保険会社大手「プルデンシャル生命」で異例の不祥事です。社員らがおよそ500人の顧客から合わせて31億円をだまし取るなどしていたことが明らかになりました。不正は30年以上前から行われていたとみられています。背景には何があったのでしょうか。

■“うたい文句”は「社員しか買えない株があり…」

“信用”を前提に成り立つ保険会社で、前代未聞の不祥事が明らかになりました。

プルデンシャル生命は16日、100人を超える社員や元社員が顧客から不正に金銭を受け取っていたと発表しました。

被害を受けた顧客はおよそ500人で、その総額は31億円あまりに上ります。

会社の発表によりますと、社員らは架空の投資話などを持ち掛け、金銭をだまし取ったり、借りたまま返さなかったりしたといいます。

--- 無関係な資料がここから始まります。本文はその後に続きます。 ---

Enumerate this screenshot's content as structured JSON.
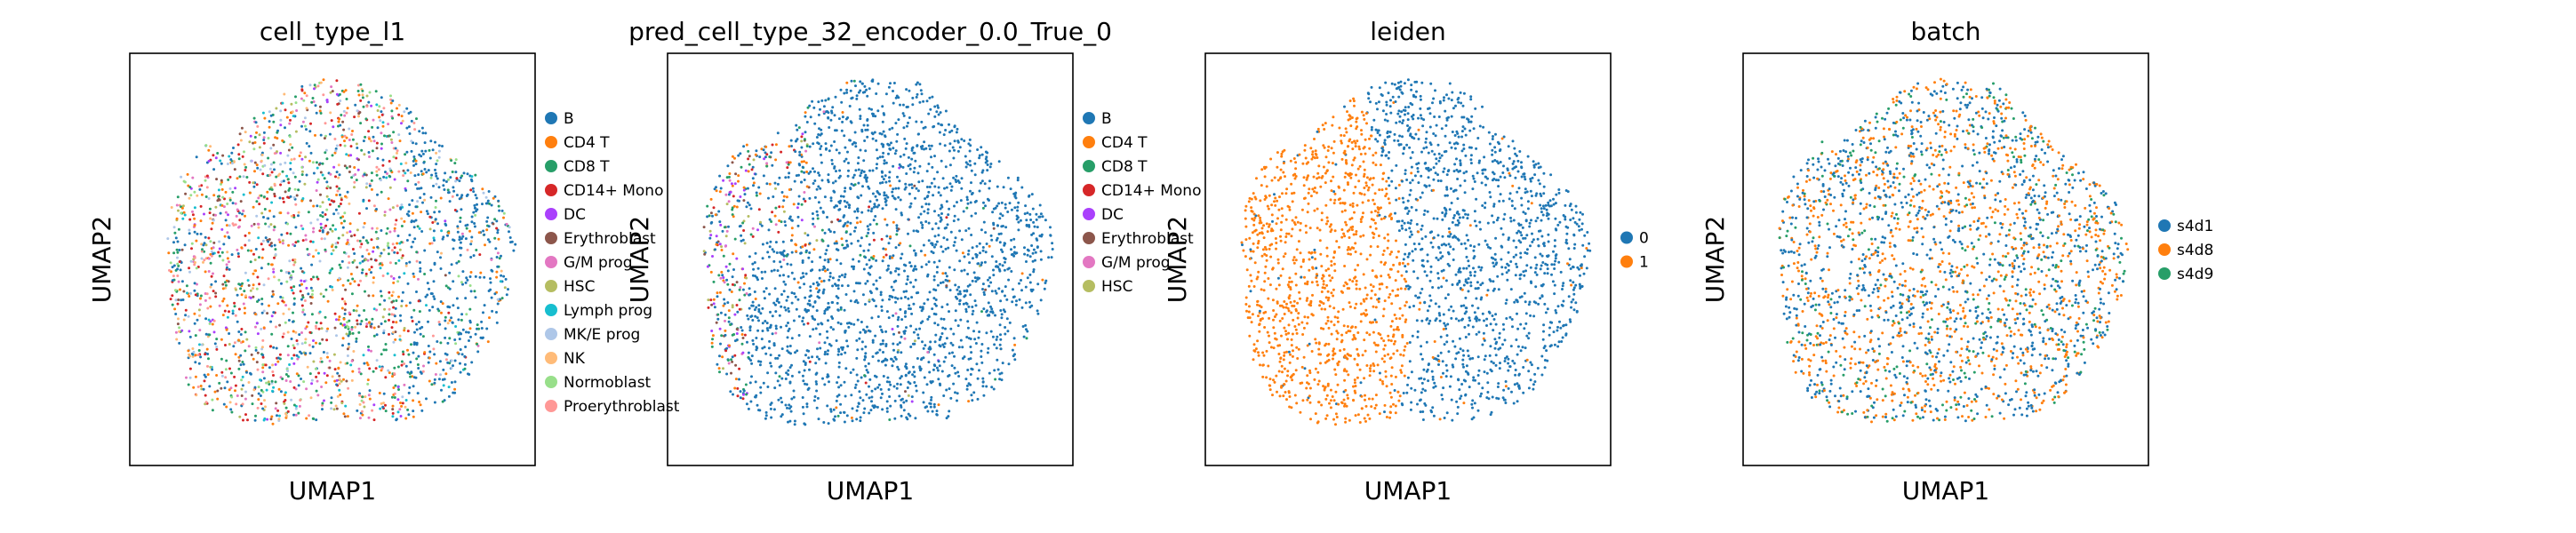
{
  "figure": {
    "panels": [
      {
        "title": "cell_type_l1",
        "xlabel": "UMAP1",
        "ylabel": "UMAP2"
      },
      {
        "title": "pred_cell_type_32_encoder_0.0_True_0",
        "xlabel": "UMAP1",
        "ylabel": "UMAP2"
      },
      {
        "title": "leiden",
        "xlabel": "UMAP1",
        "ylabel": "UMAP2"
      },
      {
        "title": "batch",
        "xlabel": "UMAP1",
        "ylabel": "UMAP2"
      }
    ]
  },
  "chart_data": [
    {
      "type": "scatter",
      "title": "cell_type_l1",
      "xlabel": "UMAP1",
      "ylabel": "UMAP2",
      "axis_ticks": false,
      "grid": false,
      "legend_placement": "right, outside plot",
      "legend": [
        {
          "label": "B",
          "color": "#1f77b4"
        },
        {
          "label": "CD4 T",
          "color": "#ff7f0e"
        },
        {
          "label": "CD8 T",
          "color": "#279e68"
        },
        {
          "label": "CD14+ Mono",
          "color": "#d62728"
        },
        {
          "label": "DC",
          "color": "#aa40fc"
        },
        {
          "label": "Erythroblast",
          "color": "#8c564b"
        },
        {
          "label": "G/M prog",
          "color": "#e377c2"
        },
        {
          "label": "HSC",
          "color": "#b5bd61"
        },
        {
          "label": "Lymph prog",
          "color": "#17becf"
        },
        {
          "label": "MK/E prog",
          "color": "#aec7e8"
        },
        {
          "label": "NK",
          "color": "#ffbb78"
        },
        {
          "label": "Normoblast",
          "color": "#98df8a"
        },
        {
          "label": "Proerythroblast",
          "color": "#ff9896"
        }
      ]
    },
    {
      "type": "scatter",
      "title": "pred_cell_type_32_encoder_0.0_True_0",
      "xlabel": "UMAP1",
      "ylabel": "UMAP2",
      "axis_ticks": false,
      "grid": false,
      "legend_placement": "right, outside plot",
      "legend": [
        {
          "label": "B",
          "color": "#1f77b4"
        },
        {
          "label": "CD4 T",
          "color": "#ff7f0e"
        },
        {
          "label": "CD8 T",
          "color": "#279e68"
        },
        {
          "label": "CD14+ Mono",
          "color": "#d62728"
        },
        {
          "label": "DC",
          "color": "#aa40fc"
        },
        {
          "label": "Erythroblast",
          "color": "#8c564b"
        },
        {
          "label": "G/M prog",
          "color": "#e377c2"
        },
        {
          "label": "HSC",
          "color": "#b5bd61"
        }
      ]
    },
    {
      "type": "scatter",
      "title": "leiden",
      "xlabel": "UMAP1",
      "ylabel": "UMAP2",
      "axis_ticks": false,
      "grid": false,
      "legend_placement": "right, outside plot",
      "legend": [
        {
          "label": "0",
          "color": "#1f77b4"
        },
        {
          "label": "1",
          "color": "#ff7f0e"
        }
      ]
    },
    {
      "type": "scatter",
      "title": "batch",
      "xlabel": "UMAP1",
      "ylabel": "UMAP2",
      "axis_ticks": false,
      "grid": false,
      "legend_placement": "right, outside plot",
      "legend": [
        {
          "label": "s4d1",
          "color": "#1f77b4"
        },
        {
          "label": "s4d8",
          "color": "#ff7f0e"
        },
        {
          "label": "s4d9",
          "color": "#279e68"
        }
      ]
    }
  ]
}
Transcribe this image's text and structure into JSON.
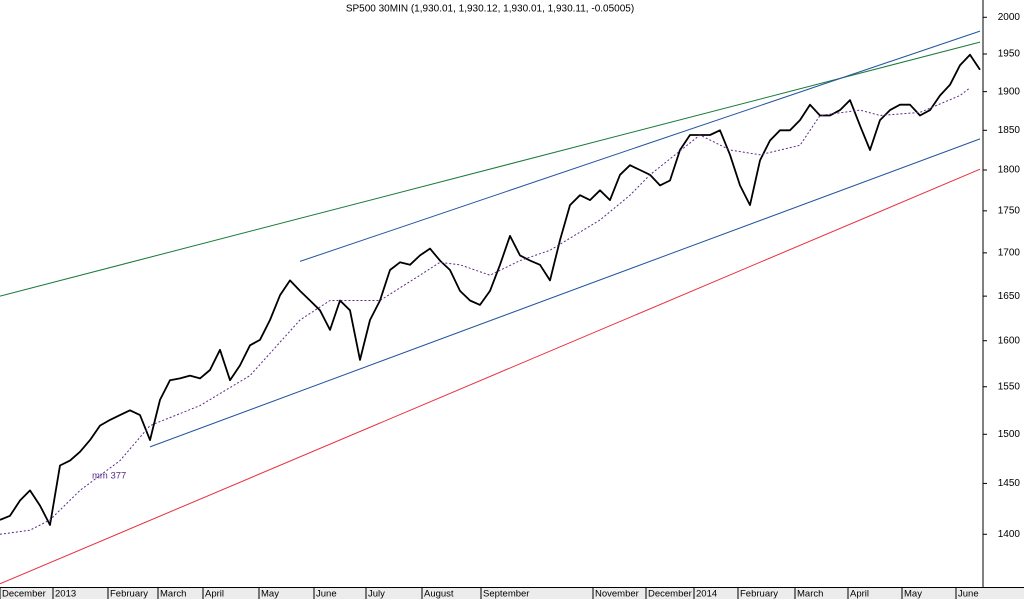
{
  "chart_data": {
    "type": "line",
    "title": "SP500 30MIN (1,930.01, 1,930.12, 1,930.01, 1,930.11, -0.05005)",
    "log": true,
    "grid": false,
    "xlim": [
      0,
      98
    ],
    "ylim": [
      1350,
      2024
    ],
    "yticks": [
      1400,
      1450,
      1500,
      1550,
      1600,
      1650,
      1700,
      1750,
      1800,
      1850,
      1900,
      1950,
      2000
    ],
    "xticks": [
      {
        "value": 0,
        "label": "December"
      },
      {
        "value": 5.3,
        "label": "2013"
      },
      {
        "value": 10.8,
        "label": "February"
      },
      {
        "value": 15.8,
        "label": "March"
      },
      {
        "value": 20.3,
        "label": "April"
      },
      {
        "value": 25.9,
        "label": "May"
      },
      {
        "value": 31.4,
        "label": "June"
      },
      {
        "value": 36.6,
        "label": "July"
      },
      {
        "value": 42.2,
        "label": "August"
      },
      {
        "value": 48.1,
        "label": "September"
      },
      {
        "value": 59.3,
        "label": "November"
      },
      {
        "value": 64.6,
        "label": "December"
      },
      {
        "value": 69.4,
        "label": "2014"
      },
      {
        "value": 73.8,
        "label": "February"
      },
      {
        "value": 79.5,
        "label": "March"
      },
      {
        "value": 84.8,
        "label": "April"
      },
      {
        "value": 90.2,
        "label": "May"
      },
      {
        "value": 95.6,
        "label": "June"
      }
    ],
    "series": [
      {
        "color": "#000000",
        "x": [
          0,
          1,
          2,
          3,
          4,
          5,
          6,
          7,
          8,
          9,
          10,
          11,
          12,
          13,
          14,
          15,
          16,
          17,
          18,
          19,
          20,
          21,
          22,
          23,
          24,
          25,
          26,
          27,
          28,
          29,
          30,
          31,
          32,
          33,
          34,
          35,
          36,
          37,
          38,
          39,
          40,
          41,
          42,
          43,
          44,
          45,
          46,
          47,
          48,
          49,
          50,
          51,
          52,
          53,
          54,
          55,
          56,
          57,
          58,
          59,
          60,
          61,
          62,
          63,
          64,
          65,
          66,
          67,
          68,
          69,
          70,
          71,
          72,
          73,
          74,
          75,
          76,
          77,
          78,
          79,
          80,
          81,
          82,
          83,
          84,
          85,
          86,
          87,
          88,
          89,
          90,
          91,
          92,
          93,
          94,
          95,
          96,
          97,
          98
        ],
        "values": [
          1414,
          1418,
          1433,
          1443,
          1428,
          1409,
          1468,
          1473,
          1482,
          1494,
          1509,
          1515,
          1520,
          1525,
          1520,
          1494,
          1536,
          1557,
          1559,
          1562,
          1559,
          1568,
          1590,
          1557,
          1573,
          1595,
          1601,
          1623,
          1651,
          1668,
          1656,
          1645,
          1634,
          1612,
          1645,
          1634,
          1579,
          1623,
          1645,
          1680,
          1689,
          1686,
          1697,
          1705,
          1691,
          1680,
          1656,
          1645,
          1640,
          1656,
          1686,
          1720,
          1697,
          1691,
          1686,
          1668,
          1715,
          1757,
          1769,
          1763,
          1775,
          1763,
          1794,
          1806,
          1800,
          1794,
          1781,
          1787,
          1825,
          1844,
          1844,
          1844,
          1850,
          1819,
          1781,
          1757,
          1812,
          1837,
          1850,
          1850,
          1863,
          1883,
          1869,
          1869,
          1876,
          1889,
          1856,
          1825,
          1863,
          1876,
          1883,
          1883,
          1869,
          1876,
          1895,
          1909,
          1935,
          1949,
          1929
        ]
      },
      {
        "name": "mm 377",
        "color": "#5a2a8a",
        "dash": true,
        "x": [
          0,
          3,
          5,
          8,
          12,
          15,
          20,
          25,
          30,
          33,
          38,
          42,
          44,
          46,
          49,
          52,
          55,
          60,
          63,
          65,
          70,
          73,
          76,
          80,
          82,
          86,
          88,
          92,
          96,
          97
        ],
        "values": [
          1400,
          1404,
          1414,
          1443,
          1473,
          1509,
          1530,
          1562,
          1623,
          1645,
          1645,
          1674,
          1689,
          1686,
          1674,
          1691,
          1703,
          1739,
          1769,
          1794,
          1844,
          1825,
          1819,
          1831,
          1869,
          1876,
          1869,
          1873,
          1895,
          1905
        ]
      },
      {
        "color": "#1a7a3a",
        "x": [
          0,
          98
        ],
        "values": [
          1650,
          1966
        ]
      },
      {
        "color": "#2255a0",
        "x": [
          30,
          98
        ],
        "values": [
          1690,
          1981
        ]
      },
      {
        "color": "#2255a0",
        "x": [
          15,
          98
        ],
        "values": [
          1487,
          1839
        ]
      },
      {
        "color": "#e8303f",
        "x": [
          0,
          98
        ],
        "values": [
          1353,
          1801
        ]
      }
    ]
  }
}
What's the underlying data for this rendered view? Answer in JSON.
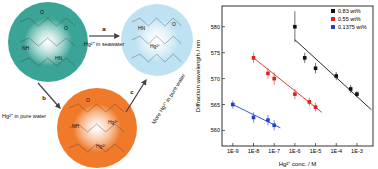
{
  "chart_data": {
    "type": "scatter",
    "x_label": "Hg²⁺ conc. / M",
    "y_label": "Diffraction wavelength / nm",
    "log": "x",
    "legend": "top-right",
    "marker": "square",
    "xlim": [
      3e-10,
      0.006
    ],
    "xticks": [
      {
        "value": 1e-09,
        "label": "1E-9"
      },
      {
        "value": 1e-08,
        "label": "1E-8"
      },
      {
        "value": 1e-07,
        "label": "1E-7"
      },
      {
        "value": 1e-06,
        "label": "1E-6"
      },
      {
        "value": 1e-05,
        "label": "1E-5"
      },
      {
        "value": 0.0001,
        "label": "1E-4"
      },
      {
        "value": 0.001,
        "label": "1E-3"
      }
    ],
    "ylim": [
      557,
      584
    ],
    "yticks": [
      560,
      565,
      570,
      575,
      580
    ],
    "series": [
      {
        "name": "0.83 wt%",
        "color": "#111111",
        "x": [
          1e-06,
          3e-06,
          1e-05,
          0.0001,
          0.0005,
          0.001
        ],
        "values": [
          580,
          574,
          572,
          570.5,
          568,
          567
        ],
        "errors": [
          3,
          1,
          1,
          0.8,
          0.8,
          0.6
        ],
        "fit": {
          "x": [
            1e-06,
            0.005
          ],
          "values": [
            577.5,
            564
          ]
        }
      },
      {
        "name": "0.55 wt%",
        "color": "#e02020",
        "x": [
          1e-08,
          5e-08,
          1e-07,
          1e-06,
          5e-06,
          1e-05
        ],
        "values": [
          574,
          571,
          570,
          567,
          565.5,
          564.5
        ],
        "errors": [
          1,
          1,
          1.2,
          1,
          0.8,
          0.8
        ],
        "fit": {
          "x": [
            1e-08,
            2e-05
          ],
          "values": [
            574,
            563.5
          ]
        }
      },
      {
        "name": "0.1375 wt%",
        "color": "#2040d0",
        "x": [
          1e-09,
          1e-08,
          5e-08,
          1e-07
        ],
        "values": [
          565,
          562.5,
          562,
          561
        ],
        "errors": [
          0.8,
          1,
          1,
          1
        ],
        "fit": {
          "x": [
            1e-09,
            2e-07
          ],
          "values": [
            565,
            560.5
          ]
        }
      }
    ]
  },
  "diagram": {
    "panels": [
      {
        "color": "#3aa596",
        "labels": [
          "O",
          "NH",
          "HN",
          "O"
        ]
      },
      {
        "color": "#bfe2f2",
        "labels": [
          "Hg²⁺",
          "HN",
          "O"
        ]
      },
      {
        "color": "#f07a2a",
        "labels": [
          "O",
          "NH",
          "Hg²⁺",
          "Hg²⁺"
        ]
      }
    ],
    "arrows": [
      {
        "label": "a",
        "text": "Hg²⁺ in seawater"
      },
      {
        "label": "b",
        "text": "Hg²⁺ in pure water"
      },
      {
        "label": "c",
        "text": "More Hg²⁺ in pure water"
      }
    ]
  }
}
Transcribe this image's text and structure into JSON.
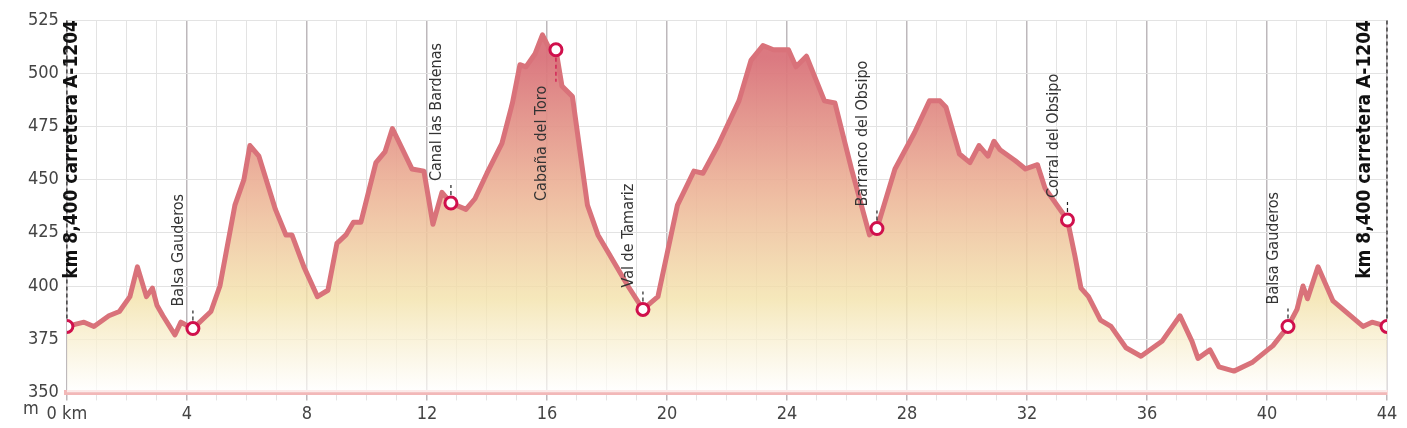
{
  "chart_data": {
    "type": "area",
    "ylabel": "m",
    "x": [
      0,
      0.57,
      0.9,
      1.4,
      1.75,
      2.1,
      2.35,
      2.65,
      2.85,
      3.0,
      3.2,
      3.6,
      3.8,
      4.2,
      4.8,
      5.1,
      5.6,
      5.9,
      6.1,
      6.4,
      6.95,
      7.3,
      7.5,
      7.9,
      8.35,
      8.7,
      9.0,
      9.3,
      9.55,
      9.8,
      10.3,
      10.6,
      10.85,
      11.5,
      11.9,
      12.2,
      12.5,
      12.8,
      13.3,
      13.6,
      14.0,
      14.5,
      14.85,
      15.1,
      15.3,
      15.6,
      15.85,
      16.1,
      16.3,
      16.5,
      16.85,
      17.35,
      17.7,
      18.2,
      18.7,
      19.2,
      19.7,
      20.35,
      20.9,
      21.2,
      21.7,
      22.4,
      22.8,
      23.2,
      23.55,
      24.05,
      24.3,
      24.65,
      25.25,
      25.6,
      26.15,
      26.75,
      27.0,
      27.6,
      28.25,
      28.75,
      29.1,
      29.3,
      29.75,
      30.1,
      30.4,
      30.7,
      30.9,
      31.1,
      31.6,
      31.95,
      32.35,
      32.6,
      33.35,
      33.6,
      33.8,
      34.05,
      34.45,
      34.8,
      35.3,
      35.8,
      36.5,
      37.1,
      37.5,
      37.7,
      38.1,
      38.4,
      38.9,
      39.5,
      40.2,
      40.7,
      41.0,
      41.2,
      41.35,
      41.7,
      42.2,
      42.7,
      43.2,
      43.5,
      44.0
    ],
    "series": [
      {
        "color": "#d9727a",
        "values": [
          381,
          383,
          381,
          386,
          388,
          395,
          409,
          395,
          399,
          391,
          386,
          377,
          383,
          380,
          388,
          400,
          438,
          450,
          466,
          461,
          436,
          424,
          424,
          409,
          395,
          398,
          420,
          424,
          430,
          430,
          458,
          463,
          474,
          455,
          454,
          429,
          444,
          439,
          436,
          441,
          453,
          467,
          486,
          504,
          503,
          509,
          518,
          511,
          511,
          494,
          489,
          438,
          424,
          412,
          400,
          389,
          395,
          438,
          454,
          453,
          466,
          487,
          506,
          513,
          511,
          511,
          503,
          508,
          487,
          486,
          455,
          424,
          427,
          455,
          472,
          487,
          487,
          484,
          462,
          458,
          466,
          461,
          468,
          464,
          459,
          455,
          457,
          446,
          431,
          414,
          399,
          395,
          384,
          381,
          371,
          367,
          374,
          386,
          374,
          366,
          370,
          362,
          360,
          364,
          372,
          381,
          389,
          400,
          394,
          409,
          393,
          387,
          381,
          383,
          381
        ]
      },
      {
        "type": "scatter",
        "color": "#d0104c",
        "marker": "circle",
        "x": [
          0,
          4.2,
          12.8,
          16.3,
          19.2,
          27.0,
          33.35,
          40.7,
          44.0
        ],
        "values": [
          381,
          380,
          439,
          511,
          389,
          427,
          431,
          381,
          381
        ]
      }
    ],
    "annotations": [
      {
        "text": "km 8,400 carretera A-1204",
        "x": 0,
        "y": 381
      },
      {
        "text": "Balsa Gauderos",
        "x": 4.2,
        "y": 380
      },
      {
        "text": "Canal las Bardenas",
        "x": 12.8,
        "y": 439
      },
      {
        "text": "Cabaña del Toro",
        "x": 16.3,
        "y": 511
      },
      {
        "text": "Val de Tamariz",
        "x": 19.2,
        "y": 389
      },
      {
        "text": "Barranco del Obsipo",
        "x": 27.0,
        "y": 427
      },
      {
        "text": "Corral del Obsipo",
        "x": 33.35,
        "y": 431
      },
      {
        "text": "Balsa Gauderos",
        "x": 40.7,
        "y": 381
      },
      {
        "text": "km 8,400 carretera A-1204",
        "x": 44.0,
        "y": 381
      }
    ],
    "xlim": [
      0,
      44
    ],
    "xticks": [
      {
        "value": 0,
        "label": "0 km"
      },
      {
        "value": 1,
        "label": null
      },
      {
        "value": 2,
        "label": null
      },
      {
        "value": 3,
        "label": null
      },
      4,
      {
        "value": 5,
        "label": null
      },
      {
        "value": 6,
        "label": null
      },
      {
        "value": 7,
        "label": null
      },
      8,
      {
        "value": 9,
        "label": null
      },
      {
        "value": 10,
        "label": null
      },
      {
        "value": 11,
        "label": null
      },
      12,
      {
        "value": 13,
        "label": null
      },
      {
        "value": 14,
        "label": null
      },
      {
        "value": 15,
        "label": null
      },
      16,
      {
        "value": 17,
        "label": null
      },
      {
        "value": 18,
        "label": null
      },
      {
        "value": 19,
        "label": null
      },
      20,
      {
        "value": 21,
        "label": null
      },
      {
        "value": 22,
        "label": null
      },
      {
        "value": 23,
        "label": null
      },
      24,
      {
        "value": 25,
        "label": null
      },
      {
        "value": 26,
        "label": null
      },
      {
        "value": 27,
        "label": null
      },
      28,
      {
        "value": 29,
        "label": null
      },
      {
        "value": 30,
        "label": null
      },
      {
        "value": 31,
        "label": null
      },
      32,
      {
        "value": 33,
        "label": null
      },
      {
        "value": 34,
        "label": null
      },
      {
        "value": 35,
        "label": null
      },
      36,
      {
        "value": 37,
        "label": null
      },
      {
        "value": 38,
        "label": null
      },
      {
        "value": 39,
        "label": null
      },
      40,
      {
        "value": 41,
        "label": null
      },
      {
        "value": 42,
        "label": null
      },
      {
        "value": 43,
        "label": null
      },
      44
    ],
    "ylim": [
      350,
      525
    ],
    "yticks": [
      350,
      375,
      400,
      425,
      450,
      475,
      500,
      525
    ],
    "grid": true,
    "legend": false
  }
}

このうち、熊本支社の20代の元社員は、こんな言葉を“うたい文句”にしていました。

熊本支社 20代元社員
「社員しか買えない株があり、絶対利益が出て元金は保証するから、お金を預けてくれないか」

また、“資産のプロ”という立場を悪用していたケースも。

元社員
「自分は資産運用の専門家であり、自身へ金銭を預託すれば元本が減るリスクを負うことなく高配当を得ることが出来る」

こうした不正は、30年以上前から行われていたとみられています。

プルデンシャル生命は外資系の保険会社で、高い営業力を強みに成長を続けてきました。

しかし、おととし、顧客から資金をだまし取ったとして社員が逮捕。ほかにも、不適切な問題が発覚したことから、社内調査が行われ、今回の不正が発覚しました。

■元社員が語る企業風土「ノルマはないが出来高制」

その企業風土について、元社員は…

プルデンシャル生命 元社員
「自由度の高い働き方が許されている部分はあると思う。個人事業主でやってる感じ。ノルマはなく、逆に出来高制なので自分の成果に応じて給料が決まるという感じ。エース級の人とかは神様みたいな感じで崇められる」

その一方で…

プルデンシャル生命 元社員
「『継続的に契約を取っていかないと稼げない』っていうのがあるので、収入面が不安定になったりというのはあるのかな。営業の成果で稼げるっていうブランディングで入ってくる人も一定数いると思うので、お金が欲しいことに対してモチベーションが高い人が多いので、成果が出ないと今回みたいに良くないことに手を出す人も一定数いるのかなと思う」

不正が見過ごされてきた背景について、専門家は…

企業のリスク管理に詳しい 桜美林大学 西山守 准教授
「そもそも保険会社というのは個人事業主の集まりみたいなところがあって、個人の裁量が非常に大きい。特にプルデンシャル生命に関して言えば、やはり社員に任せすぎているところが大きく、細かい社員の行動、そこがしっかり把握できていなかっただろうということが一つあると思う」

この問題をうけ、間原寛社長が来月1日付で引責辞任するとしています。